Não é sempre que posso estar aqui. Por isso estoco-me de silêncio para ficar na parte de dentro das manhãs. Porque eu procuro. Procuro alcançar melhor a superfície contrária dos barulhos, uma vez que o espelho treina em mim olhos já bem desistidos de gritar. Procuro a pausa do que não ouso, mas ouço de involuntária nudez o coração aos sopros. Quase sempre sofro de entressafras no sorriso difícil de tudo. E mudo. Estudo os sensores das palavras enquanto isso, para ajudar na soltura do penúltimo precipício ou quem sabe, para a escalada das submersas camadas do que está apto a não ser. Calo-me nas calamidades, porém, não posso esquecer que há os possíveis timbres da beleza. E continuo. Sem desmerecer. Remover esses entulhos – nada opcionais – está me devorando por causa da memória e seu futuro. Mergulho de frio na pedra movediça do pensar e anseio perguntar sigilos aos domicílios em que me deixei morar. Olha, agora achei um rastelo de pentear areia! Queria arrumar os canteiros do acaso. Esvaziar alguns vasos. Talvez desabar esses muros de arrimo brotados no peito quando da invasão de coisas tão menores.
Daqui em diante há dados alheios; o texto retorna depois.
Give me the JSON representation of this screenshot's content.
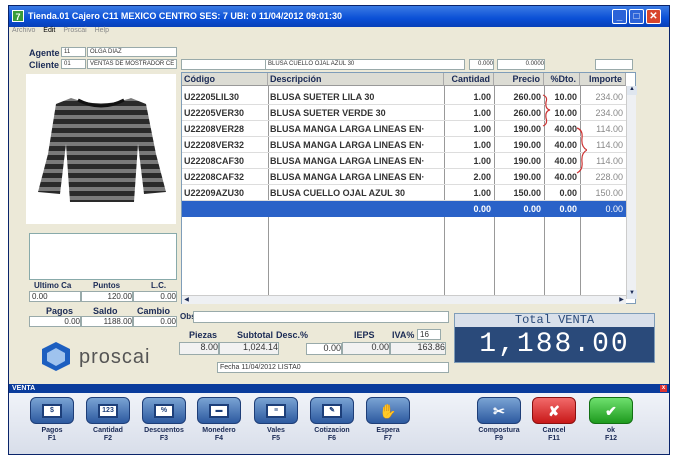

Tenho rumores do mundo. Ainda tremo e me incomodo de urgências. Fecho os cômodos da casa nunca mais inaugural do sonho. Fecho o quintal e deserto meus litorais em litros de leituras, pequenas fúrias, ossos e ninhos, no fundo do que não sei, pois não saber é a extensão mais forte do abandono. Abandonar não é perder. É não olhar. Eu escolho o cansaço quando escrevo, para salvar os nervos da flor que armazenei num tijolo do terraço, mas sinto sono. Não. Não sou a dona desses medos. Dormir atinge-me mais longe do que os lugares me fogem. Abrange anjos antigos quando arranjam-me de música, em plena afasia do que resiste. Anestesia as pedras antes que perfurem a pele transparente dos vidros. Abriga em mim a minha rápida janela. Lapida-me nela. Lápide moída. Menos cega… E me prossegue.
Encontrei-me a um piscar da sepultura
cavando origens para novos finais.
Eu vi um “jamais” tecido em linho,
no pergaminho perdido de delícias e ais.
Tão mórbida fui quanto mais absurda.
Visitei surda-muda os meus funerais.
Dediquei-me poemas de silêncio,
poeiras ao vento e alguns memoriais.
Registrei tudo aquilo que dei
apenas para recordar que perdi.
E, afinal, que me importa
se foi atrás de uma porta ou na boca de um vulcão
que descansei meu coração?
Vi presentes muito mais do que ontens.
Fui a fome de meus desejos de morte.
Fui as perdas, os abandonos,
a inanição, as tristezas, o sono e a sorte.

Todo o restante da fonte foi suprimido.